Should I invest money in Stocks or let it sit in Mutual funds?

Should I invest money in Individual stocks or just let the money sit in a mutual fund where it earns 4.7 %. If I invest in Stocks which might be the best to invest with with minimal risk

Public Comments

  1. You sound like a conservative investor, so I would say stick with the mutual funds, or possibly find some tax-free municipal bonds that might give you 4 3/4 or more on the investment. Don't pay over par, and remember that the higher the interest, the further out the bond goes. Best of Luck
  2. stick with mutual funds unless you have done the research and can afford to lose what you put into stock if it goes south
  3. If you're happy with 4.7%, you can do almost that well in a bank account. HSBC Direct has an online-only savings account with an interest rate of 4.5%, and that's with no risk at all. (Of course, the rate might go down later. Then again, it might go up.) That might be a good place to put your money while you look into mutual funds. Stock mutual funds can earn 10% or more in the long run, but with more risk than bond funds. Be sure to look at the expense ratio of funds; high ratios (~1%) can really eat into your profits.
  4. Why not read a simple book that will help you descide? Stuart E. Lucas recently woke me up with his book" Wealth"
  5. certificates of deposit are paying around 5% now and are perfectly safe and risk free. Why not do that instead?
  6. It depends. If you are earning 4.7%, in today's market that is not too bad. A lot of mutual funds are doing a whole lot worse. You received a lot of responses from people that advised you to put your money in the bank. Everyone should have a cash reserve. And with the market falling the cash reserve should be increasing. The bank is not the best place to put your cash reserve though. It sould go into T-bills because the interest is shielded from some taxes. 6 mo T-bills are currently paying 5% and the rate is adjusted every 6 months and they can be easily sold on the seconary market if need be. If you have all of your money in just one mutual fund, you may wish to think about diversifying a little and perhaps consider some mutual funds that have a better performance record. One that comes to mind is TDF, a closed end fund traded like a stock. It is up 28% ytd. JFC another is up 30% ytd. CHN another up 40% ytd. They are all funds that invest in China. SWZ up 18% invests in Switzerland. IIF invests in India. It has fallen a great deal in recent weeks and appears somewhat attractive.

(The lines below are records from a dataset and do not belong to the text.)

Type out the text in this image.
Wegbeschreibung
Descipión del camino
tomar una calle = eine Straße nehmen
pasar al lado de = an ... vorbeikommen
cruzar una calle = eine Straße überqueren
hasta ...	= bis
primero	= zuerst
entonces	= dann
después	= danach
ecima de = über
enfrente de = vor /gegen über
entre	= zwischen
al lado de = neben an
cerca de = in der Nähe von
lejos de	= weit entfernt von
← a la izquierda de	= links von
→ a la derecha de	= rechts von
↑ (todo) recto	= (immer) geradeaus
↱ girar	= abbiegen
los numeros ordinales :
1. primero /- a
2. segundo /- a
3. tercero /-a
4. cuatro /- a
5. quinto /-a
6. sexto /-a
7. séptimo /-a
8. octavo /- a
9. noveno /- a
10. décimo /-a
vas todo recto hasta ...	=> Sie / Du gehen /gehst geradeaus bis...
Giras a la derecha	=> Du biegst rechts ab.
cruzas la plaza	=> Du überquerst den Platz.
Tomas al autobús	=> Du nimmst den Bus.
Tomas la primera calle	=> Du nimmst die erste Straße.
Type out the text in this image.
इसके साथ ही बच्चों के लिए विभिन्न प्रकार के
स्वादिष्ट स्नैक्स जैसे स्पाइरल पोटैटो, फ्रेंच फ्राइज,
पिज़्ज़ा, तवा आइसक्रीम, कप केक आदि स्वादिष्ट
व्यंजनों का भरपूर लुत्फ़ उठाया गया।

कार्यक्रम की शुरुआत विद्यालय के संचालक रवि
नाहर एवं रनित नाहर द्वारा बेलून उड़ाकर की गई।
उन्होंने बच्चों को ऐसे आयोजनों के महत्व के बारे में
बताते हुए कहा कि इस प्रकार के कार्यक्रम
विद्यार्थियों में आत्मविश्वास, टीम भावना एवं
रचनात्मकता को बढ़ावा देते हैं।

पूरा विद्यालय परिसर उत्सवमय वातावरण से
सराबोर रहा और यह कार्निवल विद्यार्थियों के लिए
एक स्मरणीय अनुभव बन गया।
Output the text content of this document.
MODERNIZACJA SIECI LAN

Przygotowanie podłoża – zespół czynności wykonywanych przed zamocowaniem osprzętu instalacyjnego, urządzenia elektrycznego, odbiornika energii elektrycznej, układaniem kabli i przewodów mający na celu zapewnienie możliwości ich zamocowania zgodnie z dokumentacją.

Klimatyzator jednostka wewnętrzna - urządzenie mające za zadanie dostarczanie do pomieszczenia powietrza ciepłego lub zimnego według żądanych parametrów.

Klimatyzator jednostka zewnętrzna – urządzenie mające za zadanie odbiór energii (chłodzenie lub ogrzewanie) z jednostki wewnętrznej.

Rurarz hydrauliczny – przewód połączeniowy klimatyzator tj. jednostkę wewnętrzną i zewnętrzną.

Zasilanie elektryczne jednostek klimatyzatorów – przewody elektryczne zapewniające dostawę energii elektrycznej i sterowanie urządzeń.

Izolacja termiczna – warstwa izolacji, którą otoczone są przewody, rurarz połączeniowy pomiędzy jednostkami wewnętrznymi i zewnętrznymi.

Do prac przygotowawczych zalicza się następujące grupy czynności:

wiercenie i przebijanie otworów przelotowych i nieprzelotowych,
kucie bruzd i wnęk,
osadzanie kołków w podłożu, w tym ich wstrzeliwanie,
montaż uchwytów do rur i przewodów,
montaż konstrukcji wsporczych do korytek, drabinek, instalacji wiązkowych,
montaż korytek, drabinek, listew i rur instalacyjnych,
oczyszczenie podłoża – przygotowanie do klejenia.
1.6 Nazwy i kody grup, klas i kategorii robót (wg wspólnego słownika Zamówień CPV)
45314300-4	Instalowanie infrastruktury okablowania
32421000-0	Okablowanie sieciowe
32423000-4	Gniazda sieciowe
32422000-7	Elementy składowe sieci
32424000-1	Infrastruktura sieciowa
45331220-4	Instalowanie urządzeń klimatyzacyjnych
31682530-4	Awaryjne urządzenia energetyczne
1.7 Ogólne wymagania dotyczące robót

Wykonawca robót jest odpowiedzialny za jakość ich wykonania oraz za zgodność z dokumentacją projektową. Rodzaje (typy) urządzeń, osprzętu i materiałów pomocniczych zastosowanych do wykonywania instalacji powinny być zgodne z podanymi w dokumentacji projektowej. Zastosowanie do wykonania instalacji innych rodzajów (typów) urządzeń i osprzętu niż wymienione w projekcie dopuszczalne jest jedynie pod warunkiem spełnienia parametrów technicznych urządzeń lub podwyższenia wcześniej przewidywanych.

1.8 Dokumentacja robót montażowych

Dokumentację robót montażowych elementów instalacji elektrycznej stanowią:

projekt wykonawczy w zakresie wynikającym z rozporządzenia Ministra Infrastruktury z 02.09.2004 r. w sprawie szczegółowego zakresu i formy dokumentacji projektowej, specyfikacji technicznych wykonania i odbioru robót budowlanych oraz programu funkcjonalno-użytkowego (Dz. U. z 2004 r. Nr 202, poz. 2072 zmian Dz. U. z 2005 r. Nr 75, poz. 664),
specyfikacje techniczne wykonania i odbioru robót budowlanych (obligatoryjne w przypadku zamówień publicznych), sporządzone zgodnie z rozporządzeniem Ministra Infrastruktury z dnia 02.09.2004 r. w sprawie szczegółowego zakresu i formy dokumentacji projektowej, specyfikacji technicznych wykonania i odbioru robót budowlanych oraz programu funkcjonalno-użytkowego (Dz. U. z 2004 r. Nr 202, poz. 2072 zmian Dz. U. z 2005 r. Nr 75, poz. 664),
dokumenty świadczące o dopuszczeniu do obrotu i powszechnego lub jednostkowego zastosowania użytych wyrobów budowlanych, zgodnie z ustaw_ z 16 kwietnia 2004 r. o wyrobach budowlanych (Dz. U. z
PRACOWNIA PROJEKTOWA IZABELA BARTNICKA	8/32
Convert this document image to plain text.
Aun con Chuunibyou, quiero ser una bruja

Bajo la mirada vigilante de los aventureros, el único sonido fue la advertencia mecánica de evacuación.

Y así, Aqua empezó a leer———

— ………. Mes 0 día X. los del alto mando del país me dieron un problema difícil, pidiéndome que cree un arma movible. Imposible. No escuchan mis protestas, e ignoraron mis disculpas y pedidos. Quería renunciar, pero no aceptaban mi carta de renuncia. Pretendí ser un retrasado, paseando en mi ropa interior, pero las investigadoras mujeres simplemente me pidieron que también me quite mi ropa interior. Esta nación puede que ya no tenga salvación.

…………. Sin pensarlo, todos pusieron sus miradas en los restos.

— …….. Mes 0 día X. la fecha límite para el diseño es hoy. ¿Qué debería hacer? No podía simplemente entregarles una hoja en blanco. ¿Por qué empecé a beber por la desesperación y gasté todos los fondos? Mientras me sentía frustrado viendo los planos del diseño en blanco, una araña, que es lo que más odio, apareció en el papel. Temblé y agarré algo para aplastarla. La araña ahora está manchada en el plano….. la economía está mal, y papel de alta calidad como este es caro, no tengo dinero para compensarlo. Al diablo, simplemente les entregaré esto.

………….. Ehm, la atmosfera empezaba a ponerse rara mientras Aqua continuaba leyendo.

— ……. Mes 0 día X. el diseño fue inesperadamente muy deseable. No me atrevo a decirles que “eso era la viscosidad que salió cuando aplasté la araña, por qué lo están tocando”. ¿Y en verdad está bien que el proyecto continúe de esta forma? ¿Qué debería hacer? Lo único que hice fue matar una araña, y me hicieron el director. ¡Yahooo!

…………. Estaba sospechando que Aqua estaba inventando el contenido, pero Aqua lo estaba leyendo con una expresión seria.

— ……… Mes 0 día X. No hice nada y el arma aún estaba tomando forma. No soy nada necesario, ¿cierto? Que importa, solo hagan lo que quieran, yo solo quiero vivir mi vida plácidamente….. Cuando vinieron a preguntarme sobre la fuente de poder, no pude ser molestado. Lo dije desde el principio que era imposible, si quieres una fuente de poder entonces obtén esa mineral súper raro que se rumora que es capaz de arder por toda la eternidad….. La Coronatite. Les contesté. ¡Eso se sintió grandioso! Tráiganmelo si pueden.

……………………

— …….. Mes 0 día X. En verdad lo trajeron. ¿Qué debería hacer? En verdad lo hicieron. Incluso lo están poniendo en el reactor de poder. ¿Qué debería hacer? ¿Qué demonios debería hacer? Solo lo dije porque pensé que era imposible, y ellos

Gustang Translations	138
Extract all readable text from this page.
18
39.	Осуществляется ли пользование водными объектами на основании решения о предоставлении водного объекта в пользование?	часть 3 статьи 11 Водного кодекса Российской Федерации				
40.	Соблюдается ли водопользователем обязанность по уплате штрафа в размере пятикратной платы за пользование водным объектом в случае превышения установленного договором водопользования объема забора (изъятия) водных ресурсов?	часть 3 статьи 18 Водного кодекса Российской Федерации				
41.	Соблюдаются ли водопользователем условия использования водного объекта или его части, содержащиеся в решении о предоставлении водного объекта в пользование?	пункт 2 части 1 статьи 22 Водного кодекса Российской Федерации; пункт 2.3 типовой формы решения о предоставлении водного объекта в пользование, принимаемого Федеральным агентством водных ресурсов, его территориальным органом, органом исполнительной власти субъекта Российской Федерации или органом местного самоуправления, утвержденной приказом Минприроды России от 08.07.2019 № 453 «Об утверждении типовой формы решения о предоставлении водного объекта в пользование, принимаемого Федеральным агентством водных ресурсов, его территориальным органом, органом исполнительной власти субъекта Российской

Here is one that invests in foreign bonds--protection against the falling dollar. GIM up 14%. Also pays a nice dividend. A more mundane fund that invests in U S securities is GAM. It is one of the best performing closed end U S stock funds ytd., up 9.8%. Actually the U S market is not where the real action is. It is other places. Now for stocks. If you have the inclanation to do the research and the ability to avoid the hot issues, then you may wish to consider investing some of your captial in stocks. Some do look quite tempting. CHL for example. The largest cell phone provider in the world. SAY, an Indian company that is now reasonably priced. Even HD and MSFT and WM. But these last 3 have been very weak all year and I suppose there is no reason to suppose that they might turn around any time soon. Even INTC is becoming attrative, assuming that they get their act together. Or how about BAC with its 4.0% dividend taxed at the lower tax rate I might add.